Unlike drug reps who traditionally get paid more if the physicians they call on prescribe more of their company's drugs, the medical center's physician liaisons are paid a flat salary. Across the industry, about half of liaisons get bonuses tied to patient referrals from the geographic areas or specialties they cover, experts said.
American Medical Association policy doesn't specifically address physician liaisons. But the AMA says physicians should base referrals on the other doctor's "individual competence and ability to perform the services needed by the patient ... in accordance with accepted scientific standards and legal requirements."
Avoiding drug reps' ways
Despite drawing on methods similar to those traditionally used by drug companies and device makers, hospitals and other health care organizations employing physician liaisons are eager to steer a different path. Industry wide, many liaisons bring in lunches for the office staff while they talk about new procedures, technologies and specialty services. But some organizations avoid catered lunches because they fear being thought of in the same light as pestering drug reps.

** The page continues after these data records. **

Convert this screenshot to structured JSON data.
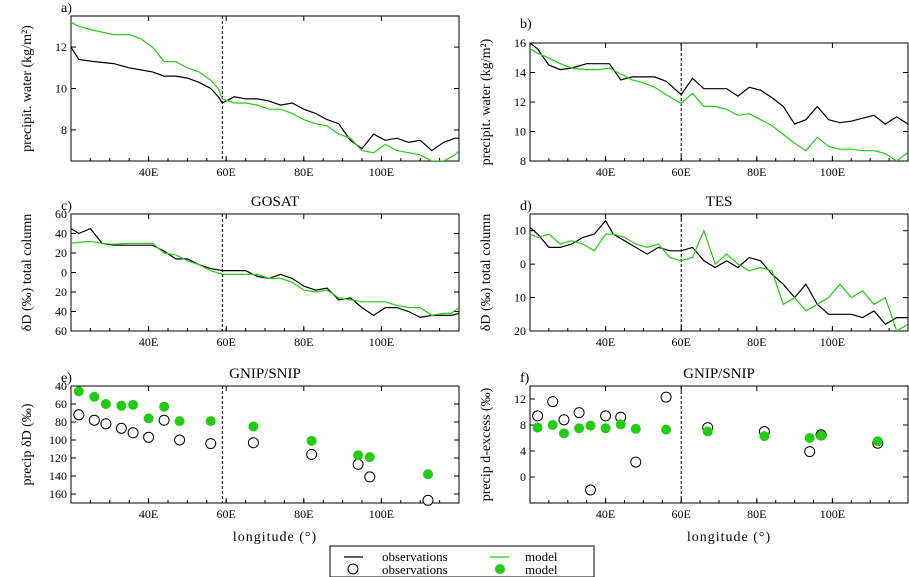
{
  "colors": {
    "observations": "#000000",
    "model": "#22cc11"
  },
  "legend": {
    "line_obs_label": "observations",
    "line_model_label": "model",
    "marker_obs_label": "observations",
    "marker_model_label": "model"
  },
  "chart_data": [
    {
      "id": "a",
      "panel_label": "a)",
      "title": "",
      "type": "line",
      "ylabel": "precipit. water (kg/m²)",
      "xlabel": "",
      "xlim": [
        20,
        120
      ],
      "ylim": [
        6.5,
        13.5
      ],
      "xticks": [
        {
          "v": 40,
          "label": "40E"
        },
        {
          "v": 60,
          "label": "60E"
        },
        {
          "v": 80,
          "label": "80E"
        },
        {
          "v": 100,
          "label": "100E"
        }
      ],
      "yticks": [
        {
          "v": 8,
          "label": "8"
        },
        {
          "v": 10,
          "label": "10"
        },
        {
          "v": 12,
          "label": "12"
        }
      ],
      "marker_line_x": 59,
      "series": [
        {
          "name": "observations",
          "color": "#000000",
          "x": [
            20,
            22,
            26,
            31,
            35,
            38,
            41,
            44,
            47,
            50,
            53,
            56,
            58,
            59,
            62,
            65,
            68,
            71,
            74,
            77,
            80,
            83,
            86,
            89,
            92,
            95,
            98,
            101,
            104,
            107,
            110,
            113,
            116,
            119,
            120
          ],
          "y": [
            12.0,
            11.4,
            11.3,
            11.2,
            11.0,
            10.9,
            10.8,
            10.6,
            10.6,
            10.5,
            10.3,
            10.0,
            9.6,
            9.3,
            9.6,
            9.5,
            9.5,
            9.4,
            9.2,
            9.3,
            9.0,
            8.8,
            8.5,
            8.3,
            7.5,
            7.1,
            7.8,
            7.5,
            7.6,
            7.4,
            7.5,
            7.0,
            7.4,
            7.6,
            7.6
          ]
        },
        {
          "name": "model",
          "color": "#22cc11",
          "x": [
            20,
            22,
            26,
            31,
            35,
            38,
            41,
            44,
            47,
            50,
            53,
            56,
            58,
            59,
            62,
            65,
            68,
            71,
            74,
            77,
            80,
            83,
            86,
            89,
            92,
            95,
            98,
            101,
            104,
            107,
            110,
            113,
            116,
            119,
            120
          ],
          "y": [
            13.2,
            13.0,
            12.8,
            12.6,
            12.6,
            12.4,
            12.0,
            11.3,
            11.3,
            11.0,
            10.8,
            10.4,
            10.0,
            9.5,
            9.3,
            9.3,
            9.2,
            9.0,
            9.0,
            8.8,
            8.5,
            8.3,
            8.2,
            7.8,
            7.6,
            7.0,
            6.9,
            7.3,
            7.0,
            6.9,
            6.8,
            6.5,
            6.5,
            6.8,
            7.0
          ]
        }
      ]
    },
    {
      "id": "b",
      "panel_label": "b)",
      "title": "",
      "type": "line",
      "ylabel": "precipit. water (kg/m²)",
      "xlabel": "",
      "xlim": [
        20,
        120
      ],
      "ylim": [
        8,
        16
      ],
      "xticks": [
        {
          "v": 40,
          "label": "40E"
        },
        {
          "v": 60,
          "label": "60E"
        },
        {
          "v": 80,
          "label": "80E"
        },
        {
          "v": 100,
          "label": "100E"
        }
      ],
      "yticks": [
        {
          "v": 8,
          "label": "8"
        },
        {
          "v": 10,
          "label": "10"
        },
        {
          "v": 12,
          "label": "12"
        },
        {
          "v": 14,
          "label": "14"
        },
        {
          "v": 16,
          "label": "16"
        }
      ],
      "marker_line_x": 60,
      "series": [
        {
          "name": "observations",
          "color": "#000000",
          "x": [
            20,
            22,
            25,
            28,
            31,
            35,
            38,
            41,
            44,
            47,
            50,
            53,
            56,
            60,
            63,
            66,
            69,
            72,
            75,
            78,
            81,
            84,
            87,
            90,
            93,
            96,
            99,
            102,
            105,
            108,
            111,
            114,
            117,
            120
          ],
          "y": [
            16.0,
            15.6,
            14.5,
            14.2,
            14.3,
            14.6,
            14.6,
            14.6,
            13.5,
            13.7,
            13.7,
            13.7,
            13.4,
            12.5,
            13.6,
            12.9,
            12.9,
            12.9,
            12.4,
            13.0,
            12.8,
            12.3,
            11.7,
            10.5,
            10.8,
            11.7,
            10.8,
            10.6,
            10.7,
            10.9,
            11.1,
            10.5,
            11.0,
            10.5
          ]
        },
        {
          "name": "model",
          "color": "#22cc11",
          "x": [
            20,
            22,
            25,
            28,
            31,
            35,
            38,
            41,
            44,
            47,
            50,
            53,
            56,
            60,
            63,
            66,
            69,
            72,
            75,
            78,
            81,
            84,
            87,
            90,
            93,
            96,
            99,
            102,
            105,
            108,
            111,
            114,
            117,
            120
          ],
          "y": [
            15.6,
            15.3,
            15.0,
            14.6,
            14.3,
            14.2,
            14.2,
            14.3,
            13.9,
            13.5,
            13.3,
            13.0,
            12.5,
            11.9,
            12.6,
            11.7,
            11.7,
            11.5,
            11.1,
            11.2,
            10.8,
            10.4,
            9.8,
            9.2,
            8.7,
            9.6,
            9.0,
            8.8,
            8.8,
            8.7,
            8.7,
            8.5,
            8.0,
            8.6
          ]
        }
      ]
    },
    {
      "id": "c",
      "panel_label": "c)",
      "title": "GOSAT",
      "type": "line",
      "ylabel": "δD (‰) total column",
      "xlabel": "",
      "xlim": [
        20,
        120
      ],
      "ylim": [
        60,
        -60
      ],
      "xticks": [
        {
          "v": 40,
          "label": "40E"
        },
        {
          "v": 60,
          "label": "60E"
        },
        {
          "v": 80,
          "label": "80E"
        },
        {
          "v": 100,
          "label": "100E"
        }
      ],
      "yticks": [
        {
          "v": -60,
          "label": "60"
        },
        {
          "v": -40,
          "label": "40"
        },
        {
          "v": -20,
          "label": "20"
        },
        {
          "v": 0,
          "label": "0"
        },
        {
          "v": 20,
          "label": "20"
        },
        {
          "v": 40,
          "label": "40"
        },
        {
          "v": 60,
          "label": "60"
        }
      ],
      "marker_line_x": 59,
      "series": [
        {
          "name": "observations",
          "color": "#000000",
          "x": [
            20,
            22,
            25,
            28,
            31,
            35,
            38,
            41,
            44,
            47,
            50,
            53,
            56,
            59,
            62,
            65,
            68,
            71,
            74,
            77,
            80,
            83,
            86,
            89,
            92,
            95,
            98,
            101,
            104,
            107,
            110,
            113,
            116,
            118,
            120
          ],
          "y": [
            -45,
            -40,
            -45,
            -30,
            -28,
            -28,
            -28,
            -28,
            -22,
            -14,
            -14,
            -8,
            -4,
            -2,
            -2,
            -2,
            4,
            6,
            2,
            6,
            14,
            18,
            16,
            28,
            26,
            36,
            44,
            36,
            36,
            40,
            46,
            44,
            44,
            44,
            42
          ]
        },
        {
          "name": "model",
          "color": "#22cc11",
          "x": [
            20,
            22,
            25,
            28,
            31,
            35,
            38,
            41,
            44,
            47,
            50,
            53,
            56,
            59,
            62,
            65,
            68,
            71,
            74,
            77,
            80,
            83,
            86,
            89,
            92,
            95,
            98,
            101,
            104,
            107,
            110,
            113,
            116,
            118,
            120
          ],
          "y": [
            -30,
            -31,
            -32,
            -30,
            -29,
            -30,
            -30,
            -30,
            -20,
            -18,
            -12,
            -8,
            -2,
            2,
            2,
            2,
            2,
            6,
            6,
            10,
            18,
            20,
            18,
            26,
            28,
            30,
            30,
            30,
            34,
            36,
            36,
            44,
            42,
            42,
            36
          ]
        }
      ]
    },
    {
      "id": "d",
      "panel_label": "d)",
      "title": "TES",
      "type": "line",
      "ylabel": "δD (‰) total column",
      "xlabel": "",
      "xlim": [
        20,
        120
      ],
      "ylim": [
        20,
        -15
      ],
      "xticks": [
        {
          "v": 40,
          "label": "40E"
        },
        {
          "v": 60,
          "label": "60E"
        },
        {
          "v": 80,
          "label": "80E"
        },
        {
          "v": 100,
          "label": "100E"
        }
      ],
      "yticks": [
        {
          "v": -10,
          "label": "10"
        },
        {
          "v": 0,
          "label": "0"
        },
        {
          "v": 10,
          "label": "10"
        },
        {
          "v": 20,
          "label": "20"
        }
      ],
      "marker_line_x": 60,
      "series": [
        {
          "name": "observations",
          "color": "#000000",
          "x": [
            20,
            22,
            25,
            28,
            31,
            34,
            37,
            40,
            42,
            45,
            48,
            51,
            54,
            57,
            60,
            63,
            66,
            69,
            72,
            75,
            78,
            81,
            84,
            87,
            90,
            93,
            96,
            99,
            102,
            105,
            108,
            111,
            114,
            117,
            120
          ],
          "y": [
            -11,
            -9,
            -5,
            -5,
            -6,
            -8,
            -9,
            -13,
            -9,
            -7,
            -5,
            -3,
            -5,
            -4,
            -4,
            -5,
            -1,
            1,
            -1,
            1,
            -2,
            -1,
            3,
            6,
            10,
            6,
            12,
            15,
            15,
            15,
            16,
            14,
            18,
            16,
            16
          ]
        },
        {
          "name": "model",
          "color": "#22cc11",
          "x": [
            20,
            22,
            25,
            28,
            31,
            34,
            37,
            40,
            42,
            45,
            48,
            51,
            54,
            57,
            60,
            63,
            66,
            69,
            72,
            75,
            78,
            81,
            84,
            87,
            90,
            93,
            96,
            99,
            102,
            105,
            108,
            111,
            114,
            117,
            120
          ],
          "y": [
            -9,
            -8,
            -9,
            -6,
            -7,
            -6,
            -4,
            -9,
            -9,
            -8,
            -6,
            -5,
            -6,
            -2,
            -1,
            -2,
            -10,
            0,
            -3,
            0,
            2,
            1,
            2,
            12,
            10,
            14,
            12,
            10,
            6,
            10,
            8,
            12,
            10,
            20,
            18
          ]
        }
      ]
    },
    {
      "id": "e",
      "panel_label": "e)",
      "title": "GNIP/SNIP",
      "type": "scatter",
      "ylabel": "precip δD (‰)",
      "xlabel": "longitude (°)",
      "xlim": [
        20,
        120
      ],
      "ylim": [
        40,
        170
      ],
      "xticks": [
        {
          "v": 40,
          "label": "40E"
        },
        {
          "v": 60,
          "label": "60E"
        },
        {
          "v": 80,
          "label": "80E"
        },
        {
          "v": 100,
          "label": "100E"
        }
      ],
      "yticks": [
        {
          "v": 40,
          "label": "40"
        },
        {
          "v": 60,
          "label": "60"
        },
        {
          "v": 80,
          "label": "80"
        },
        {
          "v": 100,
          "label": "100"
        },
        {
          "v": 120,
          "label": "120"
        },
        {
          "v": 140,
          "label": "140"
        },
        {
          "v": 160,
          "label": "160"
        }
      ],
      "marker_line_x": 59,
      "series": [
        {
          "name": "observations",
          "color": "#000000",
          "style": "open",
          "x": [
            22,
            26,
            29,
            33,
            36,
            40,
            44,
            48,
            56,
            67,
            82,
            94,
            97,
            112
          ],
          "y": [
            72,
            78,
            82,
            87,
            92,
            97,
            78,
            100,
            104,
            103,
            116,
            127,
            141,
            167
          ]
        },
        {
          "name": "model",
          "color": "#22cc11",
          "style": "filled",
          "x": [
            22,
            26,
            29,
            33,
            36,
            40,
            44,
            48,
            56,
            67,
            82,
            94,
            97,
            112
          ],
          "y": [
            46,
            52,
            60,
            62,
            61,
            76,
            63,
            79,
            79,
            85,
            101,
            117,
            119,
            138
          ]
        }
      ]
    },
    {
      "id": "f",
      "panel_label": "f)",
      "title": "GNIP/SNIP",
      "type": "scatter",
      "ylabel": "precip d-excess (‰)",
      "xlabel": "longitude (°)",
      "xlim": [
        20,
        120
      ],
      "ylim": [
        -4,
        14
      ],
      "xticks": [
        {
          "v": 40,
          "label": "40E"
        },
        {
          "v": 60,
          "label": "60E"
        },
        {
          "v": 80,
          "label": "80E"
        },
        {
          "v": 100,
          "label": "100E"
        }
      ],
      "yticks": [
        {
          "v": 0,
          "label": "0"
        },
        {
          "v": 4,
          "label": "4"
        },
        {
          "v": 8,
          "label": "8"
        },
        {
          "v": 12,
          "label": "12"
        }
      ],
      "marker_line_x": 60,
      "series": [
        {
          "name": "observations",
          "color": "#000000",
          "style": "open",
          "x": [
            22,
            26,
            29,
            33,
            36,
            40,
            44,
            48,
            56,
            67,
            82,
            94,
            97,
            112
          ],
          "y": [
            9.4,
            11.6,
            8.8,
            9.9,
            -2.0,
            9.4,
            9.2,
            2.3,
            12.3,
            7.6,
            7.0,
            3.9,
            6.5,
            5.2
          ]
        },
        {
          "name": "model",
          "color": "#22cc11",
          "style": "filled",
          "x": [
            22,
            26,
            29,
            33,
            36,
            40,
            44,
            48,
            56,
            67,
            82,
            94,
            97,
            112
          ],
          "y": [
            7.6,
            8.0,
            6.7,
            7.5,
            7.9,
            7.5,
            8.1,
            7.4,
            7.3,
            7.0,
            6.3,
            6.0,
            6.4,
            5.5
          ]
        }
      ]
    }
  ]
}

"We want to make sure that when we walk in the door that we're welcome and not viewed as a pain, for lack of a better word," said Sean Duffy, director of the liaison program at Geisinger Health System in Pennsylvania. The system has doubled its physician liaisons to six in the last two years. Half were former drug reps.
The Stark law limits hospitals' nonmonetary compensation (such as lunches) to individual referring doctors at $373 annually for 2012, with spending no higher than $31 per physician per occurrence. That spending cannot be tied to a physician's referral volume, the law says. AMA ethics policy says physicians should not accept gifts from industry whose value exceeds $100 and that those gifts should benefit patient care.
The MD Anderson Cancer Center in Houston has 22 people in its physician relations department, with seven of those visiting doctors' offices. Two of the liaisons are former drug reps, said Lyle D. Green, associate vice president of the department. Green said his liaisons aim not to sweet-talk doctors into more referrals but to inform them about what's available for their patients.
"It's not sales," he said. "Our approach and general philosophy in building relationships is educational -- it's to provide education about specific products and services, how to make a referral, how to sign up on our physician Web portal. Then once they make the referral, we're the customer service people. We call it referral assistance."
Prescribing caution
Some experts say the expansion of the drug-rep model to the marketing of hospital and specialty services could lead to higher health spending and inappropriate care. They also say physicians should be wary of anyone who visits their offices seeking to influence their medical decision-making.
"Just because you call it education doesn't make it education," said Eric G. Campbell, PhD, director of research at Massachusetts General Hospital's Mongan Institute for Health Policy in Boston. "People just want a little truth in advertising. You're marketing your hospital. ... At the end of the day, they are in fact selling a product, and they are being evaluated and promoted on the selling of their product, which is referrals to hospitals."
Campbell said physicians ought to insist on objective data to back up any claims about patient outcomes that liaisons make during visits. Doctors should be careful when talking with these physician-relations representatives, said Roy Poses, MD, clinical associate professor at Brown Alpert Medical School in Rhode Island and president of the nonprofit Foundation for Integrity and Responsibility in Medicine.
"Keep in mind that when you're dealing with people who are marketing a service that they want you to recommend to your patients -- not to buy for yourself -- you have to be very, very vigilant so as to protect the patient's interest," Dr. Poses said.